La seconde, n’est que l’aspect visuel du rendu de celle-ci après développement en terme de luminosité dominante de l’image.

Quoiqu’il en soit, l’objectif de ces deux aspects est de garder la meilleure qualité de modelé possible.

 

L’erreur à ne pas commettre (comme moi)

Lors de mon mon article précédent, j’insistais sur l’importance d’avoir au final une photo retranscrivant l’ambiance que l’on avait ressenti lors de la prise de vue.

Pour ceci, il est donc nécessaire de bien définir la tonalité de l’image finale que l’on souhaite et non l’exposition comme j’ai pu l’écrire, car c’est au développement de la photo que ce choix se concrétise.

L’erreur de sous-exposer ou de sur-exposer une image engendre automatiquement et irrémédiablement une détérioration de la qualité de celle-ci sans capacité ultérieure de la corriger.

Par contre, une photo correctement exposée, c’est à dire contenant l’intégralité des informations dans les tons sombres comme dans les tons clairs, permettra de subir avec un minimum de dégradation le post-traitement pour rendre l’ambiance souhaitée.

 

Illustration des dégradations

Apparition du bruit numérique suite à la remontée des bases lumières

Illustration de l'apparition du bruit numérique dans les ombres rehaussées.
Illustration de l’apparition du bruit numérique dans les ombres rehaussées.

Apparition des aplats de couleurs

Illustration de l'apparition des aplats de couleur dans les hautes lumières récupérées.
Illustration de l’apparition des aplats de couleur dans les hautes lumières récupérées.

 

Ce que je retiens de cette expérience

Il n’est jamais agréable de se faire reprendre par qui que ce soit.
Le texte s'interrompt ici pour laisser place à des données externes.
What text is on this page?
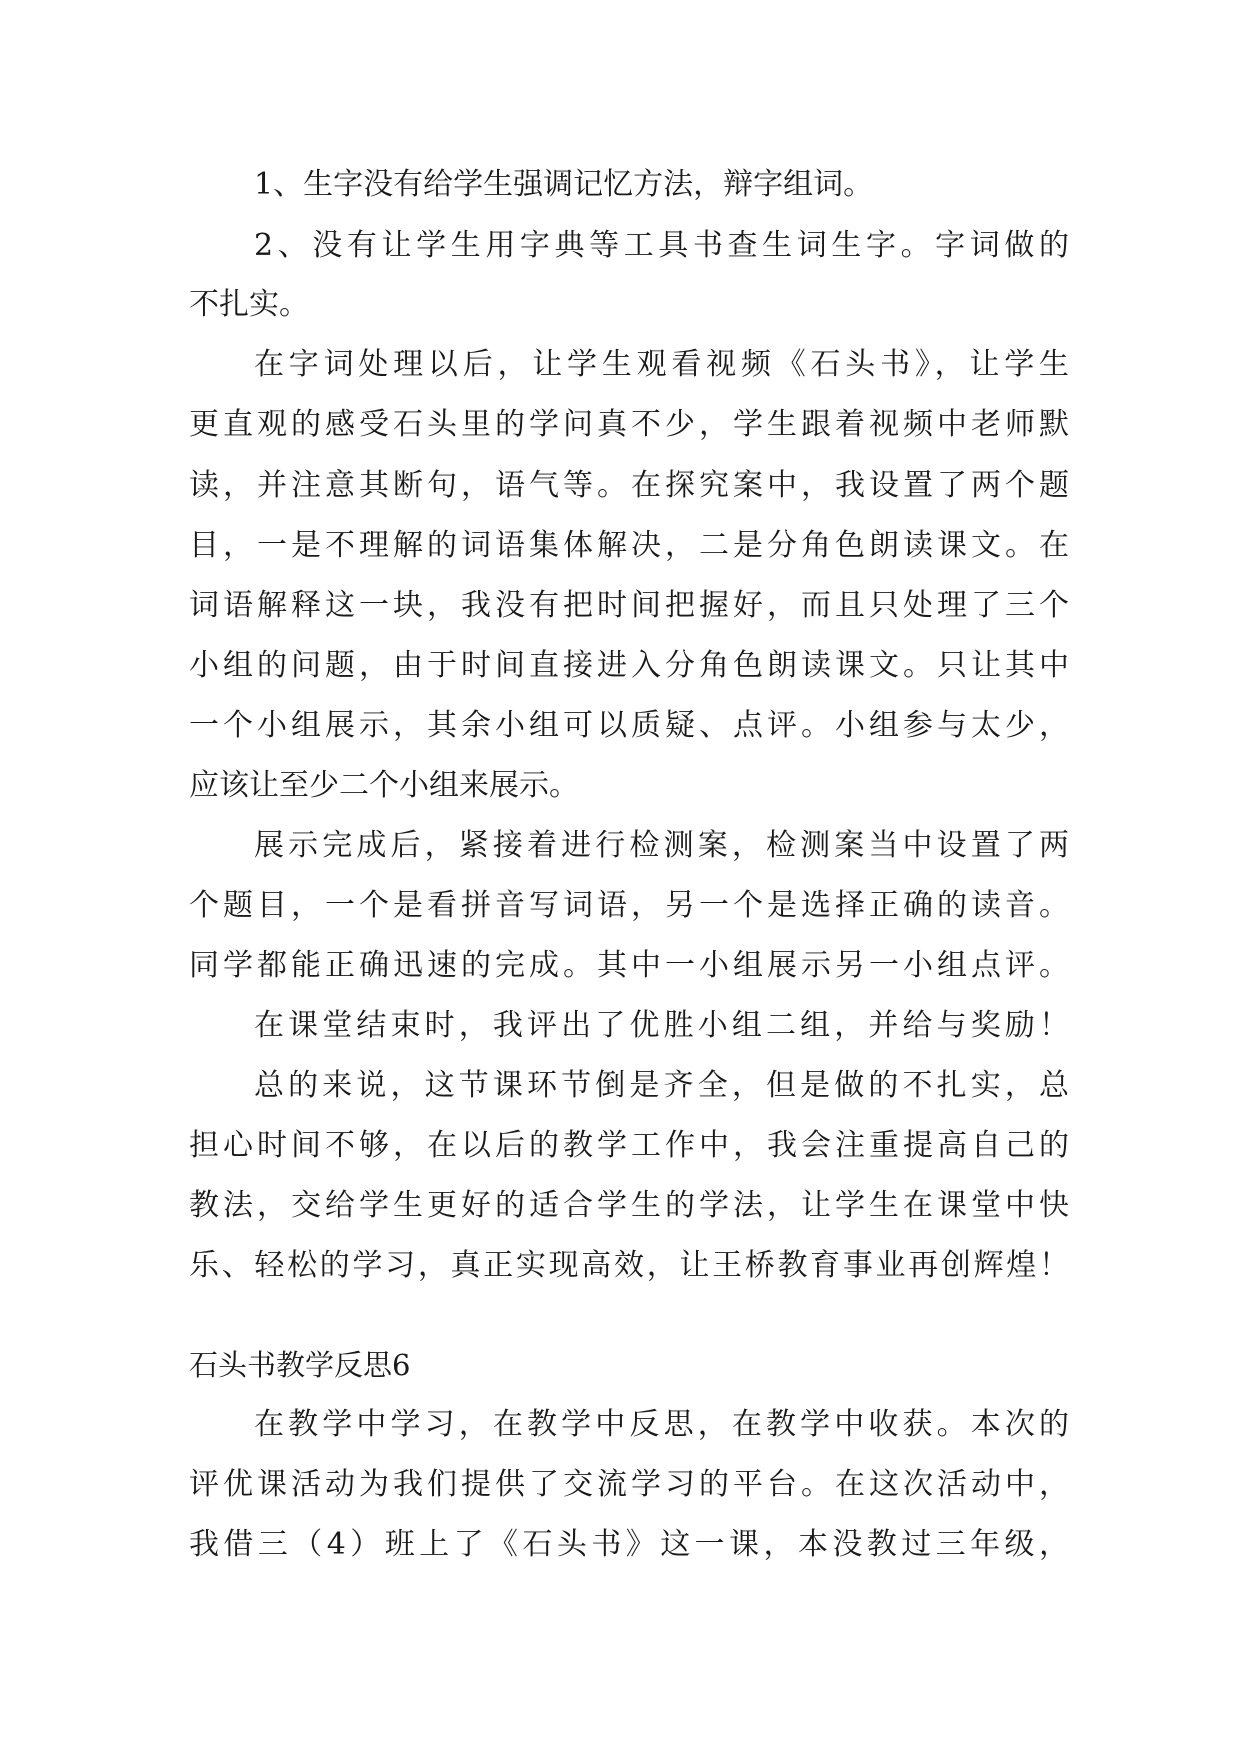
1、生字没有给学生强调记忆方法，辩字组词。
2、没有让学生用字典等工具书查生词生字。字词做的
不扎实。
在字词处理以后，让学生观看视频《石头书》，让学生
更直观的感受石头里的学问真不少，学生跟着视频中老师默
读，并注意其断句，语气等。在探究案中，我设置了两个题
目，一是不理解的词语集体解决，二是分角色朗读课文。在
词语解释这一块，我没有把时间把握好，而且只处理了三个
小组的问题，由于时间直接进入分角色朗读课文。只让其中
一个小组展示，其余小组可以质疑、点评。小组参与太少，
应该让至少二个小组来展示。
展示完成后，紧接着进行检测案，检测案当中设置了两
个题目，一个是看拼音写词语，另一个是选择正确的读音。
同学都能正确迅速的完成。其中一小组展示另一小组点评。
在课堂结束时，我评出了优胜小组二组，并给与奖励！
总的来说，这节课环节倒是齐全，但是做的不扎实，总
担心时间不够，在以后的教学工作中，我会注重提高自己的
教法，交给学生更好的适合学生的学法，让学生在课堂中快
乐、轻松的学习，真正实现高效，让王桥教育事业再创辉煌！
石头书教学反思6
在教学中学习，在教学中反思，在教学中收获。本次的
评优课活动为我们提供了交流学习的平台。在这次活动中，
我借三（4）班上了《石头书》这一课，本没教过三年级，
Mais ce n’est qu’un mauvais moment nécessaire à passer pour profiter d’une suite plus positive et épanouissante.

Ne pas rester campé sur ses positions et accepter d’accueillir le dialogue permet d’apprendre de ses erreurs et ainsi progresser. Dans ce type de situation, il est nécessaire d’être en présence de deux états d’esprits constructifs. Je tiens donc à particulièrement remercier Julien Colant pour avoir fait preuve d’altruisme à mon égard en prenant le temps de développer son propos initial.

Je considère avoir progresser dans mon savoir photographique. C’est pourquoi j’en profite pour ‘m’auto-féliciter » d’avoir été capable de me remettre en question le moment venu.

Je vous invite donc à faire de même si l’occasion se présente à vous. Il est clair que ce n’est pas facile à faire, mais c’est le bon prix à payer pour grandir dans nos passions.

L’expression « se dépasser » prend tout son sens ici.